Determination of acetylation genotypes using metabolites of caffeine and para aminobenzoic acid

• Main Author: Thompson, Linda K.
• Format: Others
• Published: DigitalCommons@Robert W. Woodruff Library, Atlanta University Center 1987
• Subjects: Biology
• Online Access: http://digitalcommons.auctr.edu/dissertations/1629; http://digitalcommons.auctr.edu/cgi/viewcontent.cgi?article=3047&context=dissertations

A large number of drugs and procedures are used to assess acetylator status in humans. However, these methods using test drugs such as isoniazid and sulfamethazine are relatively invasive. Recently, Grant and co-workers (Br. J. Clin. Pharmacol. 17: 459, 1984) developed a less-invasive method that uses caffeine as a test drug for determination of human acetylator phenotype. We sought to confirm the utility of this test using genetically defined inbred Syrian hamsters; homozygous rapid (RR) acetylator (Bio. 87.20), homozygous slow (rr) acetylator (Bio. 82.73/H) and heterozygous rapid (Rr) acetylator (Bio. 87.20 x Bio. 82:73/H Fl) progeny. Each animal was injected with 20 mg/kg of caffeine i.p. and urine was collected at 6 and 24 hours following diuretic (furosemide) priming. The urinary excretion ratio of two caffeine metabolites, 5-acetylamino-6-formylamino-3-methyluracil (AFMU) and 1-methylxanthine (IX) exhibited a trimodal distribution corresponding to acetylator genotype (rr, Rr, RR).

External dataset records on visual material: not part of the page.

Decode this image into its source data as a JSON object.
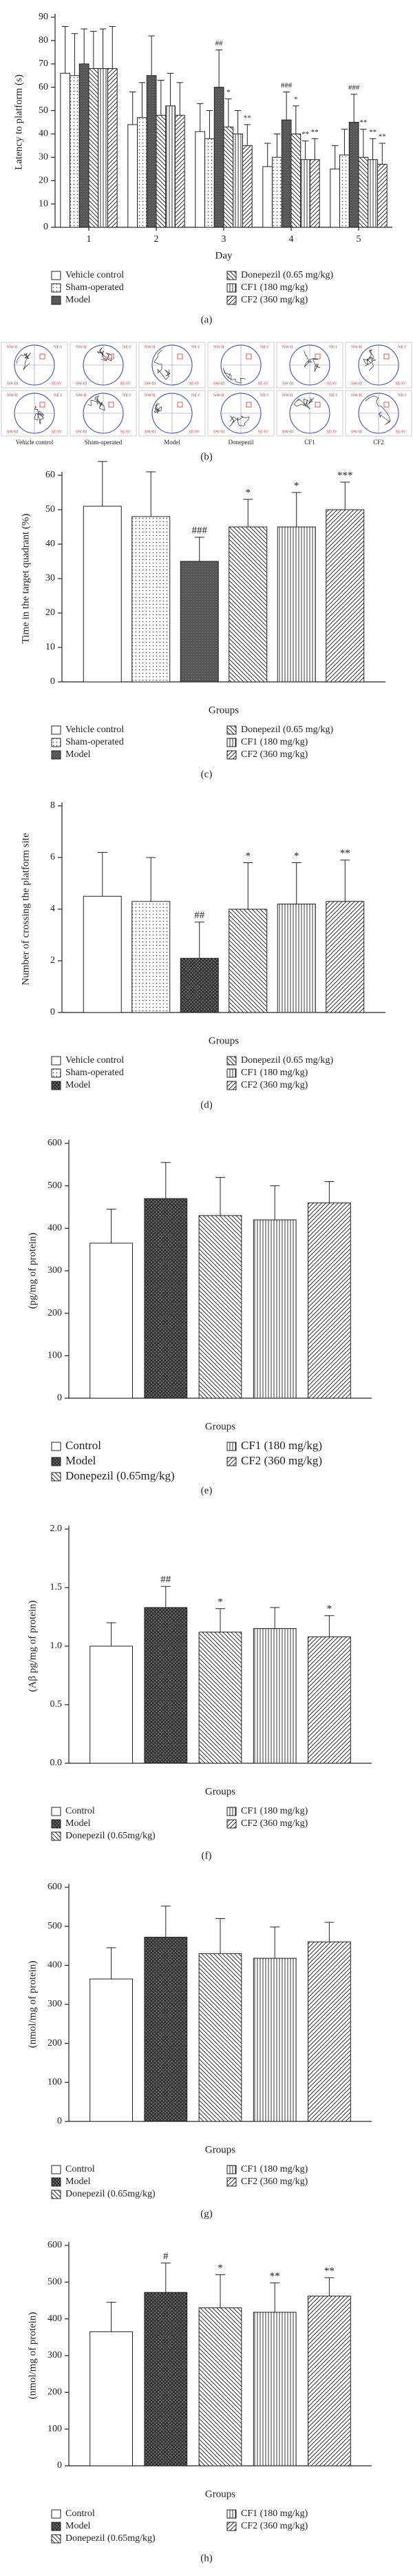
{
  "chart_data": [
    {
      "type": "bar",
      "label": "(a)",
      "y_label": "Latency to platform (s)",
      "x_label": "Day",
      "categories": [
        "1",
        "2",
        "3",
        "4",
        "5"
      ],
      "ylim": [
        0,
        90
      ],
      "yticks": [
        0,
        10,
        20,
        30,
        40,
        50,
        60,
        70,
        80,
        90
      ],
      "series": [
        {
          "name": "Vehicle control",
          "pattern": "white",
          "values": [
            66,
            44,
            41,
            26,
            25
          ],
          "errors": [
            20,
            14,
            12,
            10,
            10
          ],
          "annotations": [
            null,
            null,
            null,
            null,
            null
          ]
        },
        {
          "name": "Sham-operated",
          "pattern": "dots",
          "values": [
            65,
            47,
            38,
            30,
            31
          ],
          "errors": [
            18,
            15,
            12,
            10,
            11
          ],
          "annotations": [
            null,
            null,
            null,
            null,
            null
          ]
        },
        {
          "name": "Model",
          "pattern": "dark",
          "values": [
            70,
            65,
            60,
            46,
            45
          ],
          "errors": [
            15,
            17,
            16,
            12,
            12
          ],
          "annotations": [
            null,
            null,
            "##",
            "###",
            "###"
          ]
        },
        {
          "name": "Donepezil (0.65 mg/kg)",
          "pattern": "diag",
          "values": [
            68,
            48,
            43,
            40,
            30
          ],
          "errors": [
            16,
            15,
            12,
            12,
            12
          ],
          "annotations": [
            null,
            null,
            "*",
            "*",
            "**"
          ]
        },
        {
          "name": "CF1 (180 mg/kg)",
          "pattern": "vert",
          "values": [
            68,
            52,
            40,
            29,
            29
          ],
          "errors": [
            17,
            14,
            10,
            8,
            9
          ],
          "annotations": [
            null,
            null,
            null,
            "**",
            "**"
          ]
        },
        {
          "name": "CF2 (360 mg/kg)",
          "pattern": "diag2",
          "values": [
            68,
            48,
            35,
            29,
            27
          ],
          "errors": [
            18,
            14,
            9,
            9,
            9
          ],
          "annotations": [
            null,
            null,
            "**",
            "**",
            "**"
          ]
        }
      ]
    },
    {
      "type": "bar",
      "label": "(c)",
      "y_label": "Time in the target quadrant (%)",
      "x_label": "Groups",
      "categories": [
        null
      ],
      "ylim": [
        0,
        60
      ],
      "yticks": [
        0,
        10,
        20,
        30,
        40,
        50,
        60
      ],
      "series": [
        {
          "name": "Vehicle control",
          "pattern": "white",
          "values": [
            51
          ],
          "errors": [
            13
          ],
          "annotations": [
            null
          ]
        },
        {
          "name": "Sham-operated",
          "pattern": "dots",
          "values": [
            48
          ],
          "errors": [
            13
          ],
          "annotations": [
            null
          ]
        },
        {
          "name": "Model",
          "pattern": "dark",
          "values": [
            35
          ],
          "errors": [
            7
          ],
          "annotations": [
            "###"
          ]
        },
        {
          "name": "Donepezil (0.65 mg/kg)",
          "pattern": "diag",
          "values": [
            45
          ],
          "errors": [
            8
          ],
          "annotations": [
            "*"
          ]
        },
        {
          "name": "CF1 (180 mg/kg)",
          "pattern": "vert",
          "values": [
            45
          ],
          "errors": [
            10
          ],
          "annotations": [
            "*"
          ]
        },
        {
          "name": "CF2 (360 mg/kg)",
          "pattern": "diag2",
          "values": [
            50
          ],
          "errors": [
            8
          ],
          "annotations": [
            "***"
          ]
        }
      ]
    },
    {
      "type": "bar",
      "label": "(d)",
      "y_label": "Number of crossing the platform site",
      "x_label": "Groups",
      "categories": [
        null
      ],
      "ylim": [
        0,
        8
      ],
      "yticks": [
        0,
        2,
        4,
        6,
        8
      ],
      "series": [
        {
          "name": "Vehicle control",
          "pattern": "white",
          "values": [
            4.5
          ],
          "errors": [
            1.7
          ],
          "annotations": [
            null
          ]
        },
        {
          "name": "Sham-operated",
          "pattern": "dots",
          "values": [
            4.3
          ],
          "errors": [
            1.7
          ],
          "annotations": [
            null
          ]
        },
        {
          "name": "Model",
          "pattern": "cross",
          "values": [
            2.1
          ],
          "errors": [
            1.4
          ],
          "annotations": [
            "##"
          ]
        },
        {
          "name": "Donepezil (0.65 mg/kg)",
          "pattern": "diag",
          "values": [
            4.0
          ],
          "errors": [
            1.8
          ],
          "annotations": [
            "*"
          ]
        },
        {
          "name": "CF1 (180 mg/kg)",
          "pattern": "vert",
          "values": [
            4.2
          ],
          "errors": [
            1.6
          ],
          "annotations": [
            "*"
          ]
        },
        {
          "name": "CF2 (360 mg/kg)",
          "pattern": "diag2",
          "values": [
            4.3
          ],
          "errors": [
            1.6
          ],
          "annotations": [
            "**"
          ]
        }
      ]
    },
    {
      "type": "bar",
      "label": "(e)",
      "y_label": "(pg/mg of protein)",
      "x_label": "Groups",
      "categories": [
        null
      ],
      "ylim": [
        0,
        600
      ],
      "yticks": [
        0,
        100,
        200,
        300,
        400,
        500,
        600
      ],
      "series": [
        {
          "name": "Control",
          "pattern": "white",
          "values": [
            365
          ],
          "errors": [
            80
          ],
          "annotations": [
            null
          ]
        },
        {
          "name": "Model",
          "pattern": "cross",
          "values": [
            470
          ],
          "errors": [
            85
          ],
          "annotations": [
            null
          ]
        },
        {
          "name": "Donepezil (0.65mg/kg)",
          "pattern": "diag",
          "values": [
            430
          ],
          "errors": [
            90
          ],
          "annotations": [
            null
          ]
        },
        {
          "name": "CF1 (180 mg/kg)",
          "pattern": "vert",
          "values": [
            420
          ],
          "errors": [
            80
          ],
          "annotations": [
            null
          ]
        },
        {
          "name": "CF2 (360 mg/kg)",
          "pattern": "diag2",
          "values": [
            460
          ],
          "errors": [
            50
          ],
          "annotations": [
            null
          ]
        }
      ]
    },
    {
      "type": "bar",
      "label": "(f)",
      "y_label": "(Aβ pg/mg of protein)",
      "x_label": "Groups",
      "categories": [
        null
      ],
      "ylim": [
        0,
        2
      ],
      "yticks": [
        {
          "value": 0,
          "label": "0.0"
        },
        0.5,
        {
          "value": 1,
          "label": "1.0"
        },
        1.5,
        {
          "value": 2,
          "label": "2.0"
        }
      ],
      "series": [
        {
          "name": "Control",
          "pattern": "white",
          "values": [
            1.0
          ],
          "errors": [
            0.2
          ],
          "annotations": [
            null
          ]
        },
        {
          "name": "Model",
          "pattern": "cross",
          "values": [
            1.33
          ],
          "errors": [
            0.18
          ],
          "annotations": [
            "##"
          ]
        },
        {
          "name": "Donepezil (0.65mg/kg)",
          "pattern": "diag",
          "values": [
            1.12
          ],
          "errors": [
            0.2
          ],
          "annotations": [
            "*"
          ]
        },
        {
          "name": "CF1 (180 mg/kg)",
          "pattern": "vert",
          "values": [
            1.15
          ],
          "errors": [
            0.18
          ],
          "annotations": [
            null
          ]
        },
        {
          "name": "CF2 (360 mg/kg)",
          "pattern": "diag2",
          "values": [
            1.08
          ],
          "errors": [
            0.18
          ],
          "annotations": [
            "*"
          ]
        }
      ]
    },
    {
      "type": "bar",
      "label": "(g)",
      "y_label": "(nmol/mg of protein)",
      "x_label": "Groups",
      "categories": [
        null
      ],
      "ylim": [
        0,
        600
      ],
      "yticks": [
        0,
        100,
        200,
        300,
        400,
        500,
        600
      ],
      "series": [
        {
          "name": "Control",
          "pattern": "white",
          "values": [
            365
          ],
          "errors": [
            80
          ],
          "annotations": [
            null
          ]
        },
        {
          "name": "Model",
          "pattern": "cross",
          "values": [
            472
          ],
          "errors": [
            80
          ],
          "annotations": [
            null
          ]
        },
        {
          "name": "Donepezil (0.65mg/kg)",
          "pattern": "diag",
          "values": [
            430
          ],
          "errors": [
            90
          ],
          "annotations": [
            null
          ]
        },
        {
          "name": "CF1 (180 mg/kg)",
          "pattern": "vert",
          "values": [
            418
          ],
          "errors": [
            80
          ],
          "annotations": [
            null
          ]
        },
        {
          "name": "CF2 (360 mg/kg)",
          "pattern": "diag2",
          "values": [
            460
          ],
          "errors": [
            50
          ],
          "annotations": [
            null
          ]
        }
      ]
    },
    {
      "type": "bar",
      "label": "(h)",
      "y_label": "(nmol/mg of protein)",
      "x_label": "Groups",
      "categories": [
        null
      ],
      "ylim": [
        0,
        600
      ],
      "yticks": [
        0,
        100,
        200,
        300,
        400,
        500,
        600
      ],
      "series": [
        {
          "name": "Control",
          "pattern": "white",
          "values": [
            365
          ],
          "errors": [
            80
          ],
          "annotations": [
            null
          ]
        },
        {
          "name": "Model",
          "pattern": "cross",
          "values": [
            472
          ],
          "errors": [
            80
          ],
          "annotations": [
            "#"
          ]
        },
        {
          "name": "Donepezil (0.65mg/kg)",
          "pattern": "diag",
          "values": [
            430
          ],
          "errors": [
            90
          ],
          "annotations": [
            "*"
          ]
        },
        {
          "name": "CF1 (180 mg/kg)",
          "pattern": "vert",
          "values": [
            418
          ],
          "errors": [
            80
          ],
          "annotations": [
            "**"
          ]
        },
        {
          "name": "CF2 (360 mg/kg)",
          "pattern": "diag2",
          "values": [
            462
          ],
          "errors": [
            50
          ],
          "annotations": [
            "**"
          ]
        }
      ]
    }
  ],
  "figure_b": {
    "label": "(b)",
    "quadrants": [
      "NW-II",
      "NE-I",
      "SW-III",
      "SE-IV"
    ],
    "groups": [
      "Vehicle control",
      "Sham-operated",
      "Model",
      "Donepezil",
      "CF1",
      "CF2"
    ]
  }
}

Para-aminobenzoic acid (PABA) is a substrate which readily distinguishes the three acetylator acetylator genotypes in hamsters. Consequently, we monitored the PABA to acetyl-PABA ratios excreted in the same hamsters to aid in the verification of acetylator genotypes. Acetylator genotype as assigned by the PABA: acetyl-PABA ratio was completely concordant with acetylator genotype as assigned by the AFMU:1X ratio. Since recent evidence has suggested that cimetidine inhibits the microsomal metabolism of caffeine (Br. J. Clin. Pharmacol. 12: 155, 1981), we also investigated the actions of cimetidine on the caffeine test in the inbred hamster. A decrease in the AFMU:1X metabolic ratio was observed after pre-treatment with increasing concentrations of cimetidine. However, non-overlapping acetylator genotype dependent differences were still observed. These results support the validity of the caffeine test and suggest that the trimodal distribution of AFMl:lX reported in human population reflect acetylator genotype.